PredData <- data.frame(Diameter=c(5, 10, 25))
Fits1<- predict(TreeDiams.lm1, PredData, se.fit=T)
Fits2<- predict(TreeDiams.lm2, PredData, se.fit=T)
Fits3<- predict(TreeDiams.lm3, PredData, se.fit=T)
TreeDiamsTable <- cbind(Fits1$fit, Fits1$fit-Fits1$se.fit, Fits1$fit+Fits1$se.fit, Fits2$fit, Fits2$fit-Fits2$se.fit, Fits2$fit+Fits2$se.fit, exp(Fits3$fit), exp(Fits3$fit-Fits3$se.fit), exp(Fits3$fit+Fits3$se.fit))
rownames(TreeDiamsTable) <- c("5 inch", "10 inch", "25 inch")
colnames(TreeDiamsTable) <- rep(c("Mean", "-SE", "+SE"), 3)
TreeDiamsTable |> kable()| Mean | -SE | +SE | Mean | -SE | +SE | Mean | -SE | +SE | |
|---|---|---|---|---|---|---|---|---|---|
| 5 inch | 42.89175 | 39.55850 | 46.22499 | 50.33222 | 48.20356 | 52.46088 | 45.49154 | 43.75472 | 47.29731 |
| 10 inch | 56.47018 | 53.13448 | 59.80588 | 65.18187 | 62.51958 | 67.84416 | 62.77474 | 59.79172 | 65.90658 |
| 25 inch | 97.20547 | 88.83945 | 105.57149 | 84.81204 | 80.60945 | 89.01463 | 96.08644 | 88.97853 | 103.76216 |
Additional exercises
Calculate a regression of height on diameter and height on
log(Diameter) omitting the largest tree in the
TreeDiams data.
TreeDiams2 <- TreeDiams |> filter(Height<max(Height)) |> mutate(LogDiameter=log(Diameter)) |> glimpse()Rows: 11
Columns: 3
$ Diameter <dbl> 0.9, 1.2, 2.9, 3.1, 3.3, 3.9, 4.3, 6.2, 9.6, 12.6, 16.1
$ Height <dbl> 18.0, 26.0, 32.0, 36.0, 44.5, 35.6, 40.5, 57.5, 67.3, 84.0…

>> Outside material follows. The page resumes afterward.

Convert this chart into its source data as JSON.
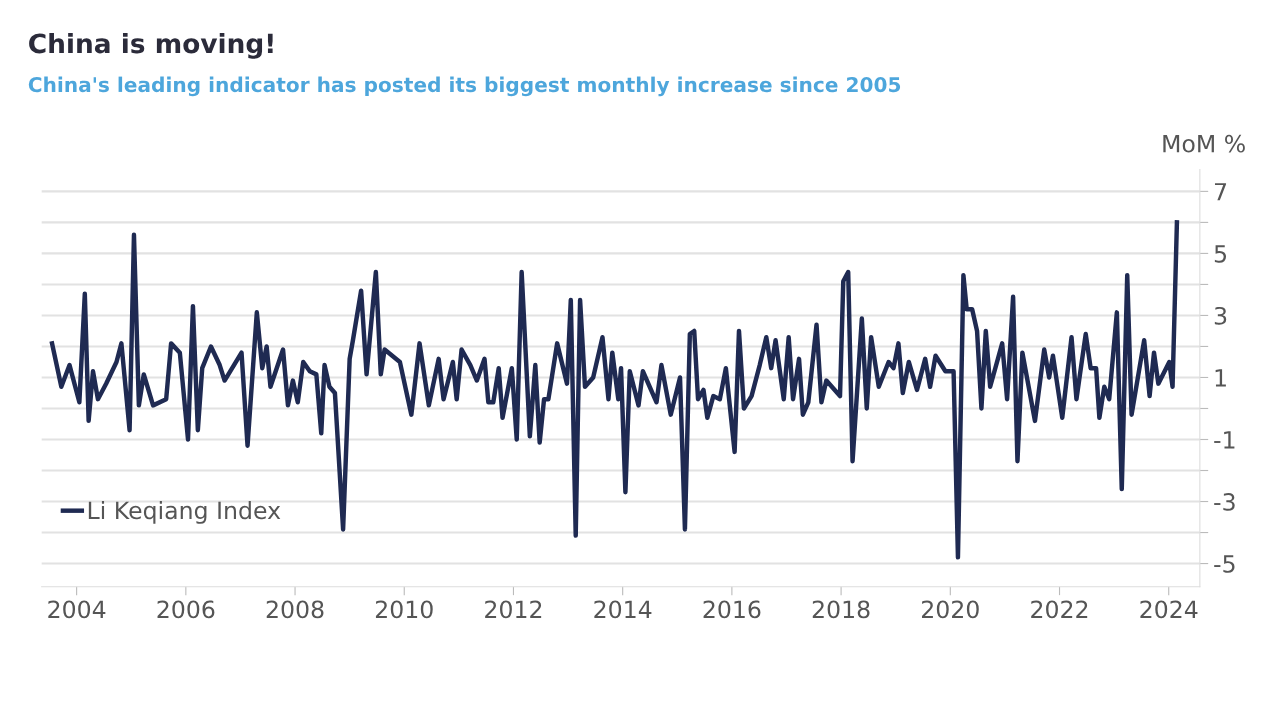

$ LogDiameter <dbl> -0.1053605, 0.1823216, 1.0647107, 1.1314021, 1.1939225, 1.…TreeDiams2.lm1 = lm(Height~Diameter, data=TreeDiams2)
TreeDiams2.lm2 = lm(Height~LogDiameter, data=TreeDiams2)Replot the scatter plots using the reduced data, with the fitted lines added.
TreeDiams2 |> ggplot(aes(y=Height, x=Diameter)) + geom_point( ) +
geom_smooth(method="lm") +
geom_function(fun = function(x) coef(TreeDiams2.lm2)[1] + coef(TreeDiams2.lm2)[2]*log(x), lty=2)`geom_smooth()` using formula 'y ~ x'
Which of the two regressions would you choose, and why?